I should start off with these two “backstories”:
- I read The Hunger Games as part of my Mostly Social Book Club, and while I didn’t hate it, it’s not something I would have read on my own, but that’s one of the reasons I like being in a book club. Also, I wasn’t interested enough in it to invest the time to read the two follow-on books, although I did take five minutes to read the detailed plot descriptions of both Catching Fire and Mockingjay in Wikipedia just to see how it all played out.
- During my childhood, I absolutely loved the Gothic soap opera, Dark Shadows. We rushed home from school—it was on during the time I was 9-13 years old—to watch the latest installment.
I have been waiting for the films of each of these to come to the nearby “$2.00 movie theater,” as I knew there was a chance that I might not like them as much as I wanted to. Lucky for me, as it turned out, they both came at the same time.
To that end, I went to the 3:35 showing of The Hunger Games, and after sitting through an excruciating series of way too many previews—all of which consisted exclusively of shoot-’em-up, bang-’em-up, blow-’em-up “action sequences” that I supposed were meant to induce some testosterone-producing response in me, but clearly did not, but I truly digress…—the “feature film” finally started.
After about 40 minutes into the film, I decided that I’d gotten the gist of how they were going to portray the story, which I of course already knew. I wanted to see how they were going to portray the showing of the names of the killed tributes in the sky, and I left shortly after they did that.

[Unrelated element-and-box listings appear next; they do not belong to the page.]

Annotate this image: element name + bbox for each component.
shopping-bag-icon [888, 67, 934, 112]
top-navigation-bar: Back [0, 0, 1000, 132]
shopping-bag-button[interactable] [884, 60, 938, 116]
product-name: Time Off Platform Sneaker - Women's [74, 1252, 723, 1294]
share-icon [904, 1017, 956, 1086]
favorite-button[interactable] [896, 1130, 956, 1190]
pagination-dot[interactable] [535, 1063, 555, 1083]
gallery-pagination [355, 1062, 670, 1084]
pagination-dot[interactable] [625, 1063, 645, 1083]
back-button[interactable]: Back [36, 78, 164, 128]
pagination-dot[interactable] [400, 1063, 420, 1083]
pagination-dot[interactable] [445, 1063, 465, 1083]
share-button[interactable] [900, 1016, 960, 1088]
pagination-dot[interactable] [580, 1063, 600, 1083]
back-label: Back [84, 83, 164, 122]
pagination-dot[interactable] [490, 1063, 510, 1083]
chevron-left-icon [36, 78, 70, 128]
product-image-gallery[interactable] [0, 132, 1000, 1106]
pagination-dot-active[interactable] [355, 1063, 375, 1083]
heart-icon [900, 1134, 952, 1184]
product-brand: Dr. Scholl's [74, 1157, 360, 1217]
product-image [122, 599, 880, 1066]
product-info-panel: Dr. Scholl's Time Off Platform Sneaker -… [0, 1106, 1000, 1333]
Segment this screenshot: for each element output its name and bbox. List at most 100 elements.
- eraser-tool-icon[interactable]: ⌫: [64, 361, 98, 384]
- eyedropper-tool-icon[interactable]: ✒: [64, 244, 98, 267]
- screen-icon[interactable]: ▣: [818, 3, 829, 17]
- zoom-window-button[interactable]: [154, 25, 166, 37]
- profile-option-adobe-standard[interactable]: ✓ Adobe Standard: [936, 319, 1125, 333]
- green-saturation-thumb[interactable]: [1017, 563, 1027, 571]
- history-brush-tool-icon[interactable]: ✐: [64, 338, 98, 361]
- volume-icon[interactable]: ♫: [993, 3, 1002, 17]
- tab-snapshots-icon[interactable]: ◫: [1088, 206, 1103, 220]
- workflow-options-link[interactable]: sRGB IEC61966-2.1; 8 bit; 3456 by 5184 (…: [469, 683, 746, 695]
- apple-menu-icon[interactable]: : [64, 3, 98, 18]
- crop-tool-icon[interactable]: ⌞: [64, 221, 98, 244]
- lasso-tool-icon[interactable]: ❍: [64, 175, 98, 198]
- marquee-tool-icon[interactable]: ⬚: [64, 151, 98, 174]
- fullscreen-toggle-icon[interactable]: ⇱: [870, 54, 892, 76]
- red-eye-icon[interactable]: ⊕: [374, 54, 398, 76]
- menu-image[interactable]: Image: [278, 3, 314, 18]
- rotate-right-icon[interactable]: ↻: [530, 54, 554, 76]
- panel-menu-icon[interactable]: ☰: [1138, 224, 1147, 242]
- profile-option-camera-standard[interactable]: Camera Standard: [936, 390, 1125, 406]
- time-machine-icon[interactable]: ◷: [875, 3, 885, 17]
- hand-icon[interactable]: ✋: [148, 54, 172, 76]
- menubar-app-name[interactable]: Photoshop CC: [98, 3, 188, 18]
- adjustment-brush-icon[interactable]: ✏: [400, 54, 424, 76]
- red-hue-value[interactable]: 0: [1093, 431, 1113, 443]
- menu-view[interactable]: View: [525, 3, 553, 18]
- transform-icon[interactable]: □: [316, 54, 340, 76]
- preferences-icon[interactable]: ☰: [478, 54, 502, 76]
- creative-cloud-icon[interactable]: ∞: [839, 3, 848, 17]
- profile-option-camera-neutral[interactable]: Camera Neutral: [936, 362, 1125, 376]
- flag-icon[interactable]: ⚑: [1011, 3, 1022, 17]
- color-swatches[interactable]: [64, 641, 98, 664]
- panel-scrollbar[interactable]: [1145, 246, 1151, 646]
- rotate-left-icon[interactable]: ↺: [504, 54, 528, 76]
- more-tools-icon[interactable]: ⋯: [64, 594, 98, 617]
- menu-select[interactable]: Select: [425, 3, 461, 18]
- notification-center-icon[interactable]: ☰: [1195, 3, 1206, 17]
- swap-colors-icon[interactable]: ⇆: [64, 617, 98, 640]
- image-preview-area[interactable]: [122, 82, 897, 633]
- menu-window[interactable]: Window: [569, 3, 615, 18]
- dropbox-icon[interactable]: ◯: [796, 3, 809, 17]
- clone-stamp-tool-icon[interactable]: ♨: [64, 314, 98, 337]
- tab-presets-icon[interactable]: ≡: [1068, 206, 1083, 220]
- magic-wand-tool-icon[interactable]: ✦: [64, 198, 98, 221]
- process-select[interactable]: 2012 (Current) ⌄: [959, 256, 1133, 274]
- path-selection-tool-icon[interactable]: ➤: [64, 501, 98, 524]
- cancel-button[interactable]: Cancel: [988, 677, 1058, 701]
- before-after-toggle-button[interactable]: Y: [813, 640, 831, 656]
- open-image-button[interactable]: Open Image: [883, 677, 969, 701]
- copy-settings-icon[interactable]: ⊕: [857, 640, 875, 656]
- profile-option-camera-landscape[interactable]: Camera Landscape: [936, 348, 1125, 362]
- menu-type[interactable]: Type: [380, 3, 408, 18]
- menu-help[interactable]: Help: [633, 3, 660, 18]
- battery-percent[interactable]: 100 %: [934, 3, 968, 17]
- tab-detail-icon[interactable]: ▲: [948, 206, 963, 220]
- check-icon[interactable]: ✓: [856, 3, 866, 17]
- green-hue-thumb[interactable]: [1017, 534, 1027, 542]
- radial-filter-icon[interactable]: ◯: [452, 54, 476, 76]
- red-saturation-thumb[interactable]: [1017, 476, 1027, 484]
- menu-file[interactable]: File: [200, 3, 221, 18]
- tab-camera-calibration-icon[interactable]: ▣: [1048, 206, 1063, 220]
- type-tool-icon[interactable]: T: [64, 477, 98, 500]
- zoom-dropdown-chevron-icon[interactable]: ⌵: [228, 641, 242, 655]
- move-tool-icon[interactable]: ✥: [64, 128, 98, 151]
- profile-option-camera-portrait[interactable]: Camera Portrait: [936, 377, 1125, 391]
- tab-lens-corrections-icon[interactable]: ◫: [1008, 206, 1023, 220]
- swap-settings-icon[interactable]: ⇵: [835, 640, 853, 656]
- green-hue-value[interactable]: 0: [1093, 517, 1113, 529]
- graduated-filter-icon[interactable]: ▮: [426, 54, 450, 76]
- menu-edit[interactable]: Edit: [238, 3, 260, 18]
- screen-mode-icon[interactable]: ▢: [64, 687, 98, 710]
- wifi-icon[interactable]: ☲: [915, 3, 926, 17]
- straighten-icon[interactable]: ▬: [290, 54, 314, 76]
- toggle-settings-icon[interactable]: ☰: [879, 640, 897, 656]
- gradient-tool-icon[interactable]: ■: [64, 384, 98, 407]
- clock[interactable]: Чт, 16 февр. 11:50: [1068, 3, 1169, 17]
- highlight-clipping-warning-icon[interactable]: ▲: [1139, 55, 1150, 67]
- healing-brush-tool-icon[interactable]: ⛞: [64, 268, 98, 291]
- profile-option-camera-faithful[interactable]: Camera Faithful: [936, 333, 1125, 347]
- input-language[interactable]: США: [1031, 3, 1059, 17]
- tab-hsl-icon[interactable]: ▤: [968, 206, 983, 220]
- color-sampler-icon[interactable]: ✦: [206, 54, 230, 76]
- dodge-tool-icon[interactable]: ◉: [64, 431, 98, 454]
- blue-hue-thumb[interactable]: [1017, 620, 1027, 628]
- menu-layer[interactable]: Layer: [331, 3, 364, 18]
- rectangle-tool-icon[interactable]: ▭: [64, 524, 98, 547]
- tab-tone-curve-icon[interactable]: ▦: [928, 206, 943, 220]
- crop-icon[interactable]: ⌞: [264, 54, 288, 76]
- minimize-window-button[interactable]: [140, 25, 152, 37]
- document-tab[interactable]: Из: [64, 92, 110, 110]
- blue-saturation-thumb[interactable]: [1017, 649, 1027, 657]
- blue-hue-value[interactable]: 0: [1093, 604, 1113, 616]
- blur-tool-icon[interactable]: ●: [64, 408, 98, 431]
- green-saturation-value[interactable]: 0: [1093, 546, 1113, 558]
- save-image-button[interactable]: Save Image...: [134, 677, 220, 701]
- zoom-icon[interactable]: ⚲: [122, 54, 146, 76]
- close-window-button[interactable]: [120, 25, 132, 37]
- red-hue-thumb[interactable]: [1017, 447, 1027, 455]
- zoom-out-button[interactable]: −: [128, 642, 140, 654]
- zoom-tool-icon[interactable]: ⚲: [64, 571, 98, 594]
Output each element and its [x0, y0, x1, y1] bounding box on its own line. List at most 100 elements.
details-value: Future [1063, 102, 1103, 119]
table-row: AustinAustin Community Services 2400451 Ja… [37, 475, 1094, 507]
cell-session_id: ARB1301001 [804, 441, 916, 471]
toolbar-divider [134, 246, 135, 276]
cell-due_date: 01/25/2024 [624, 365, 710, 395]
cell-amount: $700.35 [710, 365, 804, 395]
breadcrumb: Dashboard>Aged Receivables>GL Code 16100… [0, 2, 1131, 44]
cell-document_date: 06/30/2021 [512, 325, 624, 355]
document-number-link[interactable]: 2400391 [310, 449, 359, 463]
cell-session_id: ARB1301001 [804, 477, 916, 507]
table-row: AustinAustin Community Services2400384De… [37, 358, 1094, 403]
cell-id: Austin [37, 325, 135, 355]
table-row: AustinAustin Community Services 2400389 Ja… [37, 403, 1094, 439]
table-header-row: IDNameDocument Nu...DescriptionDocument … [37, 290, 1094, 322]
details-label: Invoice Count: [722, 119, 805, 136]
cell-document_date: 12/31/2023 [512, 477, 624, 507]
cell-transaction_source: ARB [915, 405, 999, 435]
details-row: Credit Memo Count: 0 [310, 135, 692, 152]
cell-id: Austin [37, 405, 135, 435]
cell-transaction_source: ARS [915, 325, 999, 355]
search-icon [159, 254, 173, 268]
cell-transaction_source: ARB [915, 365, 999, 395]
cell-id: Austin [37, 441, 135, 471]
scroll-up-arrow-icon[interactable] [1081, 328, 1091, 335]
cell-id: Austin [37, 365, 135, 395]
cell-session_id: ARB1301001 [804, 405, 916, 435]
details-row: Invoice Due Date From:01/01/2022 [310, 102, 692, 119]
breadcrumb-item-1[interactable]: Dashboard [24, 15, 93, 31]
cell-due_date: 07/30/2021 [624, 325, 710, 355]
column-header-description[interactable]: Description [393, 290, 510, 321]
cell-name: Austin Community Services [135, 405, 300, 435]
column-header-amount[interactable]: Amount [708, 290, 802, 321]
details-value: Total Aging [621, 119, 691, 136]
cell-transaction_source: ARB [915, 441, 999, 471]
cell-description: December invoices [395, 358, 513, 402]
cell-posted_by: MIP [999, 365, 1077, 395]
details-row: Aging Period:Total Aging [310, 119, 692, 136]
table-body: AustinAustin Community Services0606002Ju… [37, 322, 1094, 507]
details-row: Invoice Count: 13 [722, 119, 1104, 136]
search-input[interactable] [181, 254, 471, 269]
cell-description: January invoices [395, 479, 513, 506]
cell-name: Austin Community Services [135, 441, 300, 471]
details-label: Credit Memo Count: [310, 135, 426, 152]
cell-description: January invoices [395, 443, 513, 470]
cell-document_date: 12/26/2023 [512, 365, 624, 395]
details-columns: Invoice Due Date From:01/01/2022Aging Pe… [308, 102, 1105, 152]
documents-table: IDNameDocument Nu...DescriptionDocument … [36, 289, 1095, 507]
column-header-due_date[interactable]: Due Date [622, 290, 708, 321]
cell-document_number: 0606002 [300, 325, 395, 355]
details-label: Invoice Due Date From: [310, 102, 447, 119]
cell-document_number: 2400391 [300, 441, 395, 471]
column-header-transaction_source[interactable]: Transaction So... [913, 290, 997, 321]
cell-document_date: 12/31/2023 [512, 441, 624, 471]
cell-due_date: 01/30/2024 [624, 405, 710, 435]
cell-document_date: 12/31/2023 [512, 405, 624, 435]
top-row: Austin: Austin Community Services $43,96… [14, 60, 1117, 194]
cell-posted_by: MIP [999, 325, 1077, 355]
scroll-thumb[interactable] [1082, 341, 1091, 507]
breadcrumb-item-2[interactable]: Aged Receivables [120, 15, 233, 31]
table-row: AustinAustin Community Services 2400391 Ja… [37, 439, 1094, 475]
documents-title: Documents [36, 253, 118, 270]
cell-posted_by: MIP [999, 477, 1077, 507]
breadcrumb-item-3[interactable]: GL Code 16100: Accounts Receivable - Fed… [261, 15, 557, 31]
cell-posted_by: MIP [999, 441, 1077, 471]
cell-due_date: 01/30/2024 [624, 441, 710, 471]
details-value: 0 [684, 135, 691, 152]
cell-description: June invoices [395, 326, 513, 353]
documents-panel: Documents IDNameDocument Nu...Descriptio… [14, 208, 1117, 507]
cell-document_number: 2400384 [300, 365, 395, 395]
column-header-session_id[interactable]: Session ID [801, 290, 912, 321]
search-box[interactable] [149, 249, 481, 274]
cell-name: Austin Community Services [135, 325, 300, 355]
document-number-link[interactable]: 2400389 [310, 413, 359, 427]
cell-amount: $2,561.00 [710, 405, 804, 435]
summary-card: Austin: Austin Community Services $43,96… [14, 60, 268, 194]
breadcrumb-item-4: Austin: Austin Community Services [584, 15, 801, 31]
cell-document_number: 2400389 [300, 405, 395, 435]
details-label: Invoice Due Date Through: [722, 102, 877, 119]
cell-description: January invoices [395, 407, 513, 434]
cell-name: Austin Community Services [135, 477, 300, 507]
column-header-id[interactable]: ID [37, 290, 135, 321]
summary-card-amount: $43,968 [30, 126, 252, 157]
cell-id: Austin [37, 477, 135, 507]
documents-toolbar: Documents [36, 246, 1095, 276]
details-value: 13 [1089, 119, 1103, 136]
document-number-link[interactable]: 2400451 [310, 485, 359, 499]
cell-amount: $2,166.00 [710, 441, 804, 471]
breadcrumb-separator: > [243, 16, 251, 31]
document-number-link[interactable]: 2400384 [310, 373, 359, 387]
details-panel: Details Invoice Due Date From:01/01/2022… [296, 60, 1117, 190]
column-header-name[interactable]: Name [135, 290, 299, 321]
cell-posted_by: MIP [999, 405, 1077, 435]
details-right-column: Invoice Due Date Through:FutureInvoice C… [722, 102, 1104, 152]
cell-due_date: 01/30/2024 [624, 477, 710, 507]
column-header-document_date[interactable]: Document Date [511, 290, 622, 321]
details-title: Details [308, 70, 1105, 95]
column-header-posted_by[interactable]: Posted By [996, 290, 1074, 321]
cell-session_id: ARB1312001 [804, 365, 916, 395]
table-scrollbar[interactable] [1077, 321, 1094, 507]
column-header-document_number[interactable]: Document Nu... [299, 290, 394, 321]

It wasn’t bad, per se, I just wasn’t engaged enough in it to invest another almost two hours to watch what I already knew was going to happen. Especially since I did not like the ending of the book.
Exiting that theater, I made my way to another one in the complex that was showing Dark Shadows, and the (dark) force was with me, as all of those excruciating previews were over and the opening scene showing a sign that said “Welcome to Collinsport,” was on. Perfect.
After about 40 minutes—I guess that’s now my official tolerance level—I decided, “Okay, I get the gist of how they’re portraying this, and I really don’t care for it.”
I particularly didn’t like the way Johnny Depp was playing Barnabas, and I really disliked the portrayal of Julia Hoffman, who along with Barnabas, was one of my favorite characters in the soap opera. Also playing into the bias, I’m sure, was that I never have been a big Tim Burton fan.
With all of that said, I did do some reflection considering this about myself:
I thought about my feeling of not wanting to invest another two hours in a movie whose ending I already knew, when I had so many other things that I could be doing, and I thought about whether that meant: 1) that I value my time too much to “waste,” or 2) that I can’t “just relax” for two hours.
I can’t say that I came to any conclusion, but it was one of those things about myself that made me go, “Hmmmm.”